Changing regulations will not be enough to make Germany’s planned offshore wind expansion work, executives and industry experts say, arguing the industry needs to find other ways to support one of the main pillars of the country’s energy shift.
Germany’s cabinet will discuss on Wednesday a draft law on expanding the use of offshore wind parks, a reaction to the slow expansion that network operators said was caused by insufficient regulation.
“Certainly, the new law is a step in the right direction,” Mike Winkel, head of renewable energy at E.ON, Germany’s largest utility, told the annual Handelsblatt conference on renewable energy.
“But the main goal has to be to get the grid connections done in time. Greater certainty for investors can only support this,” he added.
He pointed to lengthy procedures to approve and connect offshore projects that were slowing down the offshore expansion.
Grid operators are reluctant to build power lines at sea because they have to pay compensation should they break down. So many wind farms could lack the means to transfer the power they are generating back to the mainland.
The government is trying to address this bottleneck by passing on those costs to power consumers to reduce the risk for investors who have been very hesitant to invest in the offshore sector so far.
That way, the government wants to make sure it can meet its goal of installing more than 10,000 megawatts (MW) of offshore capacity by 2020, and 25,000 MW by 2030, to replace 20,500 MW in nuclear capacity gone by the end of 2022.
This goal looks increasingly difficult, as so far only 220 MW in offshore capacity has been installed.
The new law would also give more leeway to grid operators such as TenneT and 50Hertz, which is jointly owned by Belgian grid operator Elia and Australian Industry Funds Management (IFM) to determine the date of connection.
Hans-Peter Villis, chief executive of Germany’s No.3 utility EnBW, warned that the new law, if implemented, may in fact delay some offshore projects that were still at the planning stage, he said in a letter obtained by Reuters.
Following Germany’s decision last year to fully abandon nuclear power by 2022, Germany is partly banking on renewable energy, including solar and wind power, to make up for the idled capacity.

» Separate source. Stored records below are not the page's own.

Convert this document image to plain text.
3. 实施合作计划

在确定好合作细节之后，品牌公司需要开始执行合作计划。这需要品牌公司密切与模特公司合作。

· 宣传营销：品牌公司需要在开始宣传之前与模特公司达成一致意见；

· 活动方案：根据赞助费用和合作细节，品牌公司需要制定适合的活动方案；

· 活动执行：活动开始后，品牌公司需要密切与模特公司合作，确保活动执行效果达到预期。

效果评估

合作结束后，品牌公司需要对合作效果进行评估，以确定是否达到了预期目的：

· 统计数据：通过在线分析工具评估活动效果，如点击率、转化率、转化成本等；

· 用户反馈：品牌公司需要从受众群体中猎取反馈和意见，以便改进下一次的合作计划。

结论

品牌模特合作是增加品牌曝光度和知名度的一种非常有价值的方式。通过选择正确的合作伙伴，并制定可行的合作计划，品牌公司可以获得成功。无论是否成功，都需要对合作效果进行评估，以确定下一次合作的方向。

Germany’s nuclear reactors accounted for 23 percent of the country’s power supply in 2010 and 18 percent in 2011. By 2020, Germany wants at least 35 percent of its power to come from green energy, up from 25 percent now.
At the forefront of Germany’s efforts to plug the gap is offshore wind power, which near-neighbor Denmark currently uses to supply a quarter of its electricity.
But wind power is also the project’s Achilles’ heel.
Offshore wind farms are expensive to build and maintain because of their huge size and the logistics of constructing and repairing platforms. This makes profitability hard to predict for potential investors.
Norbert Giese, vice president of offshore development at Germany’s REpower, said the industry could take small but effective steps to help make the expansion work.
“The turbines are ready to go, but the network connection isn’t just lying around somewhere,” he said, adding the company was filling some positions with English-speaking applicants, benefiting from expertise brought over from Britain, the world’s largest single offshore market.
The UK has so far installed about 2.5 GW in offshore capacity, most of the global total of 4 GW.
William D’haeseleer, director of the energy institute at the University of Leuven, said that Germany, too, could be successful in its expansion efforts.
“But you will have to show your very best side. Good luck.”